The latest season of the anthology series centers on the Hotel Cortez in Los Angeles, which offers much more than turn down service and a continental breakfast. James March (Evan Peters) built the hotel in the 1920s and designed it to accommodate his murderous desires.
Like the "Murder House" in the first season, the eerie corridors of the Cortez are inhabited by both current residents and the ghosts of past occupants. The expansive list of inhabitants includes Iris (Kathy Bates), the cold hotel manager, Hypodermic Sally (Sarah Paulson), a drug addict and John Lowe (Wes Bentley), a detective investigating a string of murders.
So, why does "American Horror Story" work? What makes the same people who abhor the genre for its cheap thrills and predictable storylines eagerly tune in every week?
In many ways, "AHS" is nothing like the movies that dominate the genre nowadays.

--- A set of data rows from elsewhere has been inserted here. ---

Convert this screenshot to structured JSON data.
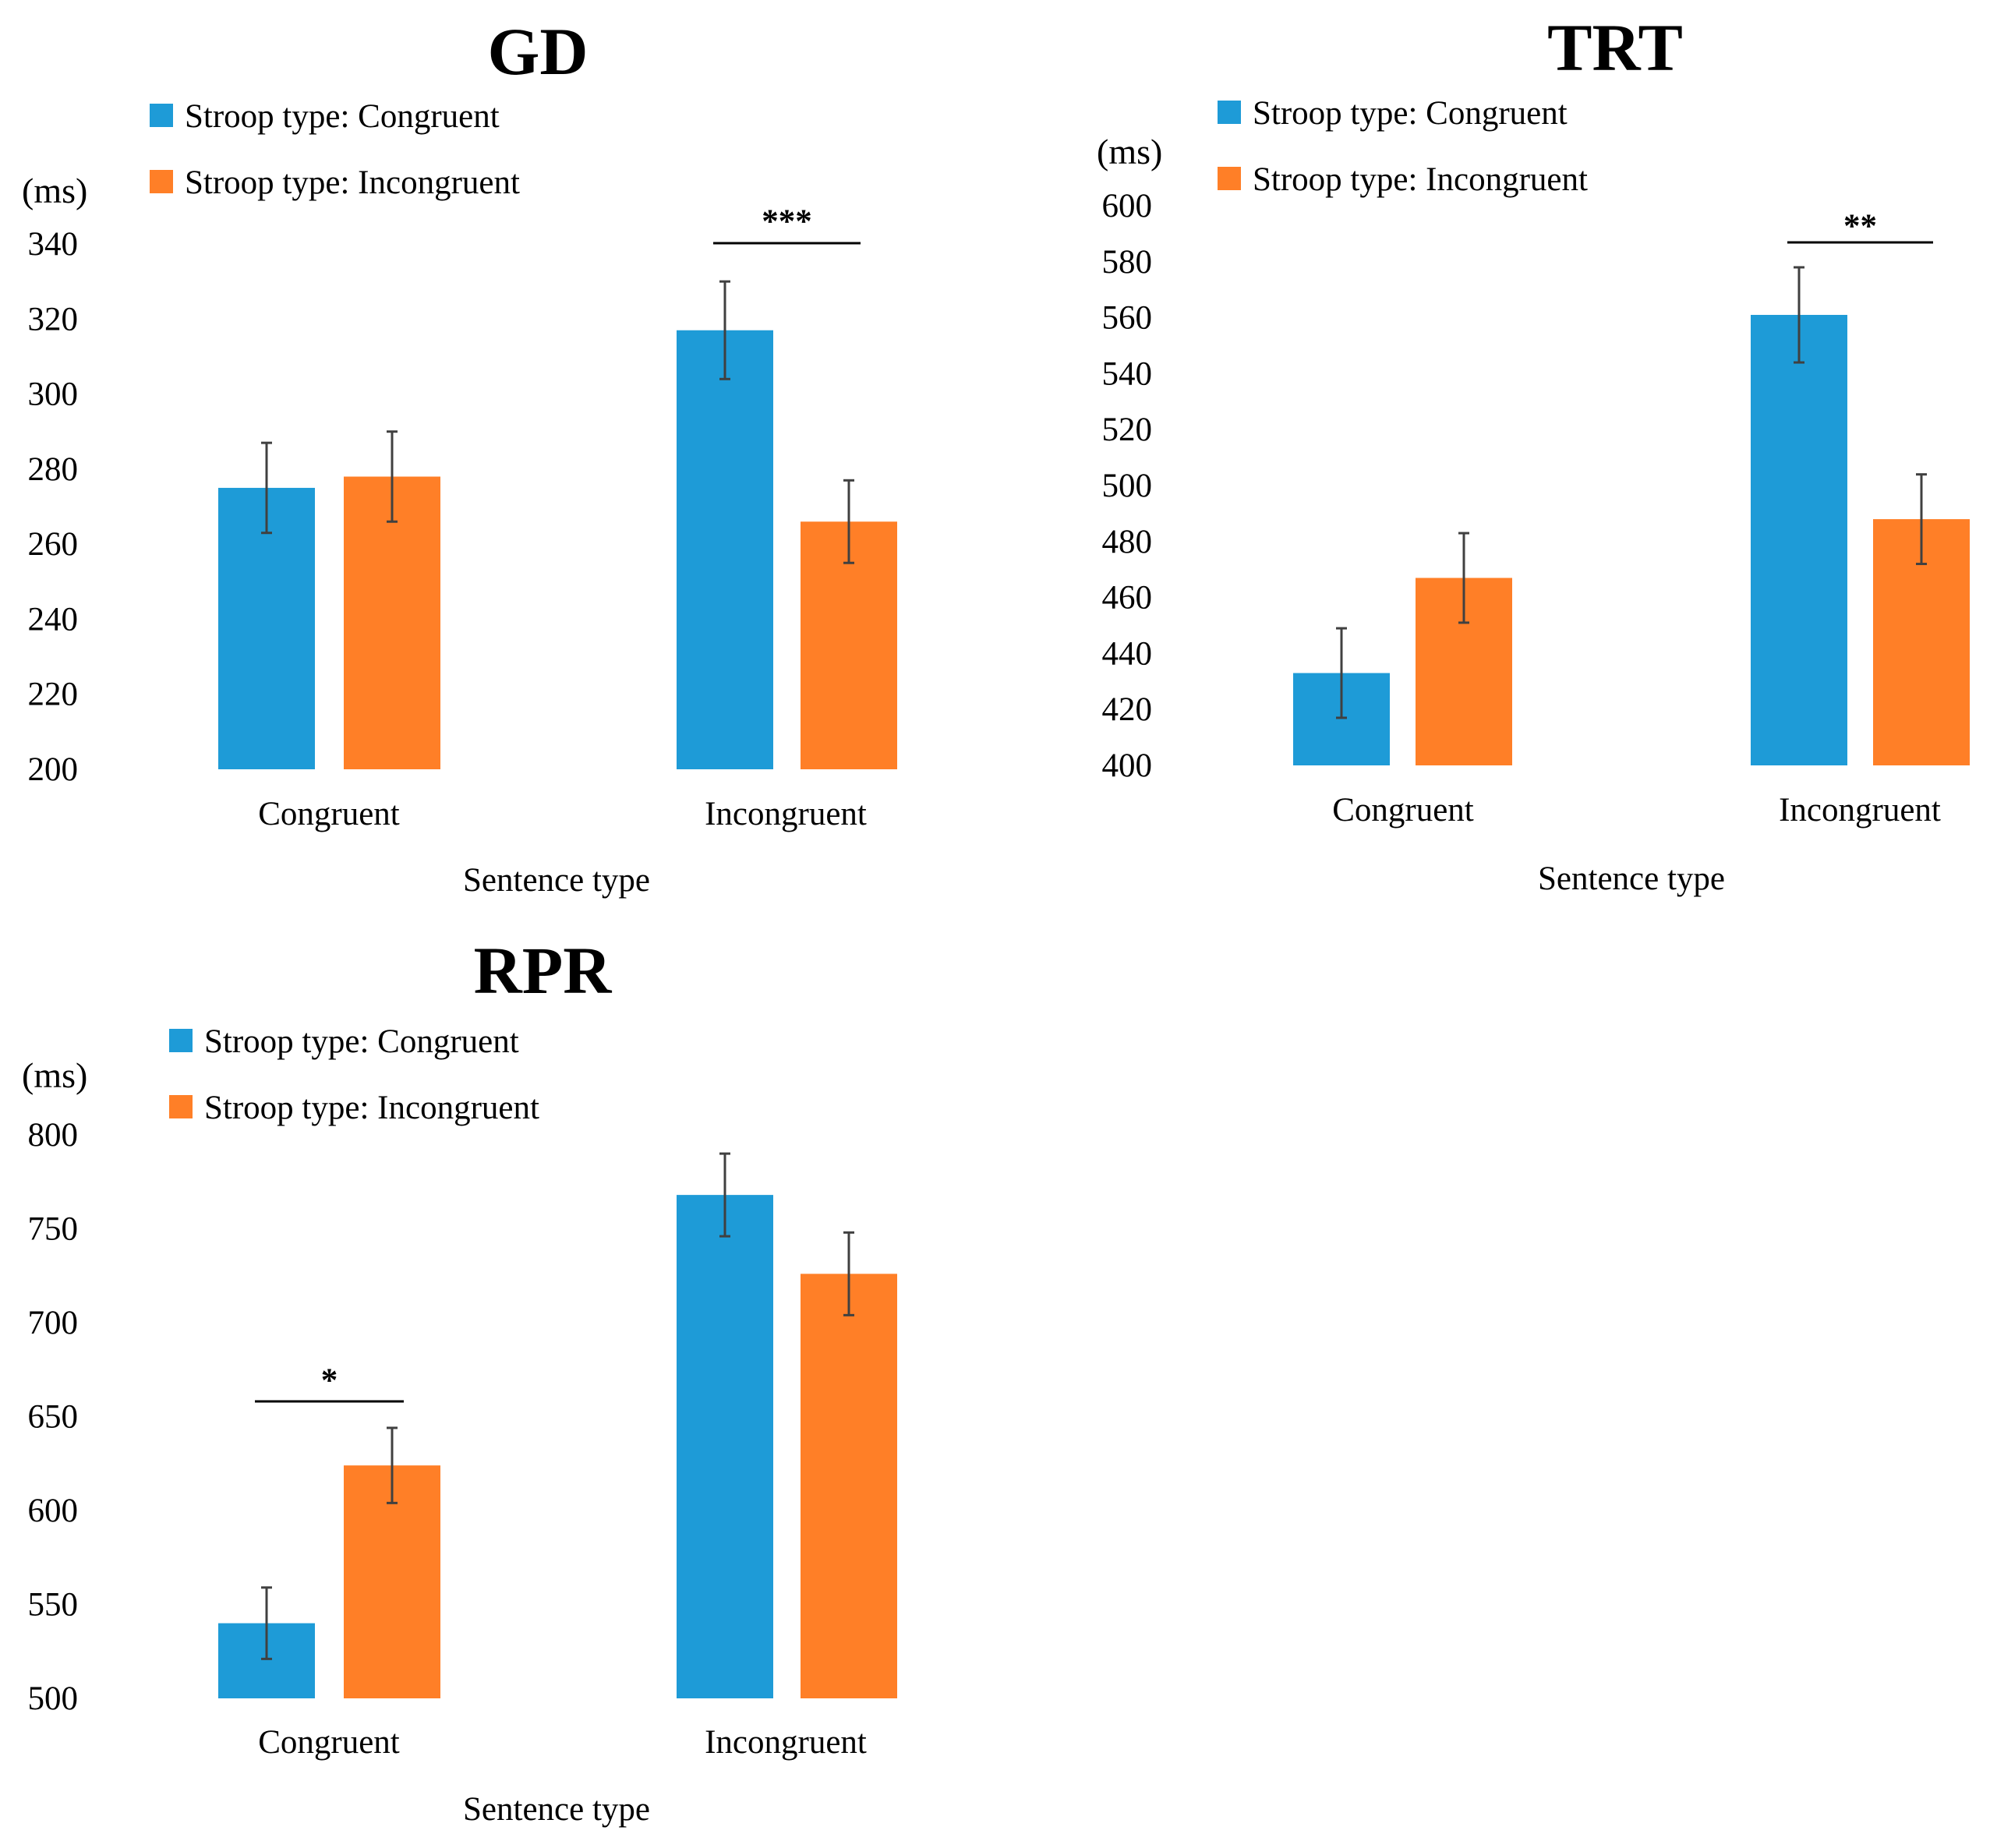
{
  "chart_data": [
    {
      "type": "bar",
      "title": "GD",
      "unit_label": "(ms)",
      "xlabel": "Sentence type",
      "ylabel": "(ms)",
      "categories": [
        "Congruent",
        "Incongruent"
      ],
      "ylim": [
        200,
        340
      ],
      "yticks": [
        200,
        220,
        240,
        260,
        280,
        300,
        320,
        340
      ],
      "series": [
        {
          "name": "Stroop type: Congruent",
          "color": "#1E9BD7",
          "values": [
            275,
            317
          ],
          "errors": [
            12,
            13
          ]
        },
        {
          "name": "Stroop type: Incongruent",
          "color": "#FF7F27",
          "values": [
            278,
            266
          ],
          "errors": [
            12,
            11
          ]
        }
      ],
      "significance": [
        {
          "category_index": 1,
          "label": "***"
        }
      ],
      "grid": false,
      "legend_position": "top-left"
    },
    {
      "type": "bar",
      "title": "TRT",
      "unit_label": "(ms)",
      "xlabel": "Sentence type",
      "ylabel": "(ms)",
      "categories": [
        "Congruent",
        "Incongruent"
      ],
      "ylim": [
        400,
        600
      ],
      "yticks": [
        400,
        420,
        440,
        460,
        480,
        500,
        520,
        540,
        560,
        580,
        600
      ],
      "series": [
        {
          "name": "Stroop type: Congruent",
          "color": "#1E9BD7",
          "values": [
            433,
            561
          ],
          "errors": [
            16,
            17
          ]
        },
        {
          "name": "Stroop type: Incongruent",
          "color": "#FF7F27",
          "values": [
            467,
            488
          ],
          "errors": [
            16,
            16
          ]
        }
      ],
      "significance": [
        {
          "category_index": 1,
          "label": "**"
        }
      ],
      "grid": false,
      "legend_position": "top-left"
    },
    {
      "type": "bar",
      "title": "RPR",
      "unit_label": "(ms)",
      "xlabel": "Sentence type",
      "ylabel": "(ms)",
      "categories": [
        "Congruent",
        "Incongruent"
      ],
      "ylim": [
        500,
        800
      ],
      "yticks": [
        500,
        550,
        600,
        650,
        700,
        750,
        800
      ],
      "series": [
        {
          "name": "Stroop type: Congruent",
          "color": "#1E9BD7",
          "values": [
            540,
            768
          ],
          "errors": [
            19,
            22
          ]
        },
        {
          "name": "Stroop type: Incongruent",
          "color": "#FF7F27",
          "values": [
            624,
            726
          ],
          "errors": [
            20,
            22
          ]
        }
      ],
      "significance": [
        {
          "category_index": 0,
          "label": "*"
        }
      ],
      "grid": false,
      "legend_position": "top-left"
    }
  ]
}
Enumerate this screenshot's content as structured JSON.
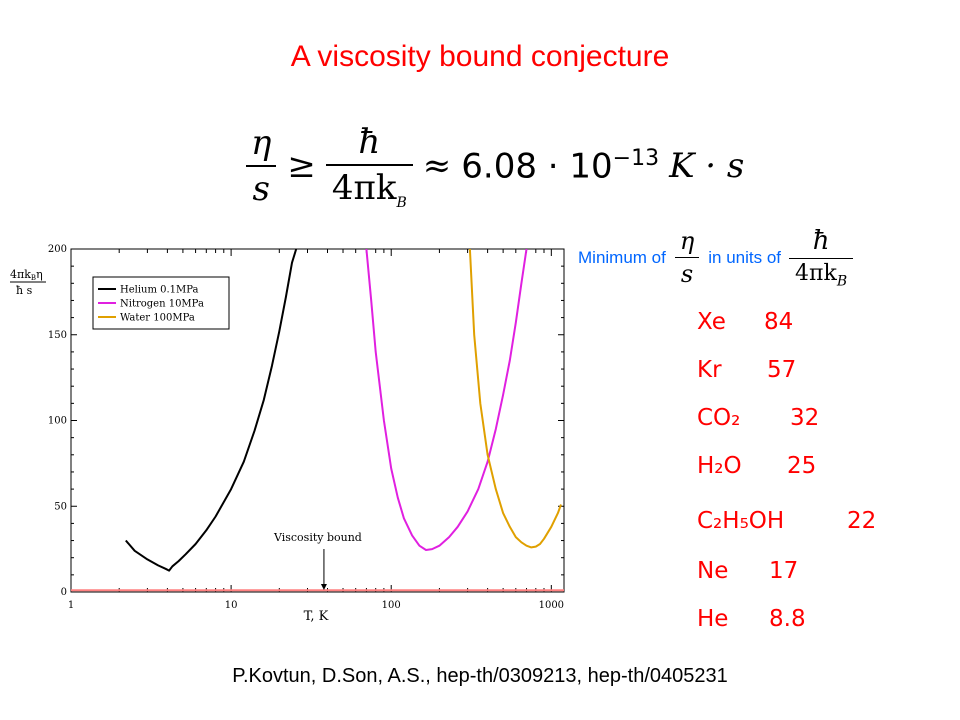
{
  "slide": {
    "title": "A viscosity bound conjecture",
    "footer": "P.Kovtun, D.Son, A.S., hep-th/0309213, hep-th/0405231"
  },
  "formula": {
    "eta": "η",
    "s": "s",
    "geq": "≥",
    "hbar": "ħ",
    "denominator": "4πk",
    "sub": "B",
    "approx": "≈",
    "value": "6.08 · 10",
    "exponent": "−13",
    "unit": "K · s"
  },
  "minimum_line": {
    "prefix": "Minimum of",
    "middle": "in units of",
    "eta": "η",
    "s": "s",
    "hbar": "ħ",
    "denominator": "4πk",
    "sub": "B"
  },
  "substances": [
    {
      "name": "Xe",
      "value": "84"
    },
    {
      "name": "Kr",
      "value": "57"
    },
    {
      "name": "CO₂",
      "value": "32"
    },
    {
      "name": "H₂O",
      "value": "25"
    },
    {
      "name": "C₂H₅OH",
      "value": "22"
    },
    {
      "name": "Ne",
      "value": "17"
    },
    {
      "name": "He",
      "value": "8.8"
    }
  ],
  "chart_data": {
    "type": "line",
    "xlabel": "T, K",
    "ylabel_numerator": "4πk",
    "ylabel_numerator_sub": "B",
    "ylabel_numerator_tail": "η",
    "ylabel_denominator": "ħ s",
    "xscale": "log",
    "xlim": [
      1,
      1200
    ],
    "ylim": [
      0,
      200
    ],
    "xticks": [
      1,
      10,
      100,
      1000
    ],
    "xtick_labels": [
      "1",
      "10",
      "100",
      "1000"
    ],
    "yticks": [
      0,
      50,
      100,
      150,
      200
    ],
    "ytick_labels": [
      "0",
      "50",
      "100",
      "150",
      "200"
    ],
    "legend_position": "top-left",
    "annotation": {
      "text": "Viscosity bound",
      "x": 38,
      "y": 0
    },
    "bound_line": {
      "y": 1,
      "color": "#ff8080"
    },
    "series": [
      {
        "name": "Helium 0.1MPa",
        "color": "#000000",
        "x": [
          2.2,
          2.5,
          3.0,
          3.5,
          3.9,
          4.1,
          4.3,
          4.7,
          5.2,
          6.0,
          7.0,
          8.0,
          10.0,
          12.0,
          14.0,
          16.0,
          18.0,
          20.0,
          22.0,
          24.0,
          25.5
        ],
        "y": [
          30,
          24,
          19,
          15.5,
          13.5,
          12.5,
          15,
          18,
          22,
          28,
          36,
          44,
          60,
          76,
          94,
          112,
          132,
          152,
          172,
          192,
          200
        ]
      },
      {
        "name": "Nitrogen 10MPa",
        "color": "#e020e0",
        "x": [
          70,
          75,
          80,
          90,
          100,
          110,
          120,
          135,
          150,
          165,
          180,
          200,
          230,
          260,
          300,
          350,
          400,
          450,
          500,
          550,
          600,
          650,
          700
        ],
        "y": [
          200,
          170,
          140,
          100,
          72,
          55,
          43,
          33,
          27,
          24.5,
          25,
          27,
          32,
          38,
          47,
          60,
          76,
          95,
          115,
          135,
          157,
          180,
          200
        ]
      },
      {
        "name": "Water 100MPa",
        "color": "#e0a000",
        "x": [
          310,
          330,
          360,
          400,
          450,
          500,
          550,
          600,
          650,
          700,
          750,
          800,
          850,
          900,
          1000,
          1100,
          1150
        ],
        "y": [
          200,
          150,
          110,
          80,
          60,
          46,
          38,
          32,
          29,
          27,
          26,
          26.5,
          28,
          31,
          38,
          46,
          51
        ]
      }
    ]
  }
}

While the "Sinisters" and "Conjurings" of the world cash in on quick scares and special effects, "AHS" puts its focus on well-developed, complex characters and storylines. It uses horror not simply for horror's sake, but rather as a vehicle to expose and explore the terrifying capabilities of the human race.
Showrunners Ryan Murphy and Brad Falchuk are masters at creating characters. They fill each season with characters so deep and intricate we find ourselves sympathizing with even the most horrid individuals. These are the guys who, in "Coven," made us periodically feel bad for a racist woman who caged and tortured black slaves in her attic.
And, in a series that continually features Emmy-nominated actors such as Jessica Lange, Denis O'Hare and Angela Bassett, the most interesting character in "Hotel" so far is played by a newcomer - the ever-eccentric Lady Gaga.
Gaga plays "the Countess," a rich and seductive fashionista who uses her sexuality to lure victims and satisfy her thirst for blood. As anyone who is even slightly attuned to pop culture can attest, Lady Gaga is a strange individual - she's bizarre, pushes boundaries and, at times, is quite disturbing - which is why she fits perfectly into the "AHS" universe.
Fans of "Game of Thrones" complain about its 10-episode seasons, arguing that the story is so large and complex that it could benefit from an additional three episodes. The issue with "AHS" is completely opposite. Each season is constructed masterfully, slowly building tension and weaving together marvelous storylines. But then, around episode eight or nine, it falters.
When it should be reaching a climax, it instead starts introducing new characters and subplots in order to fill the last few episodes. It becomes too complicated and hard to follow and, worst of all, detracts from the brilliance of the rest of the season.
It's too early to tell if "Hotel" will follow suit, but if Murphy and Falchuk want to turn a great show into a spectacular one, it's something they will need to address.
For now, though, we don't have to worry about end-of-season mishaps. For the next few weeks, all we need to do is check in and enjoy our stay.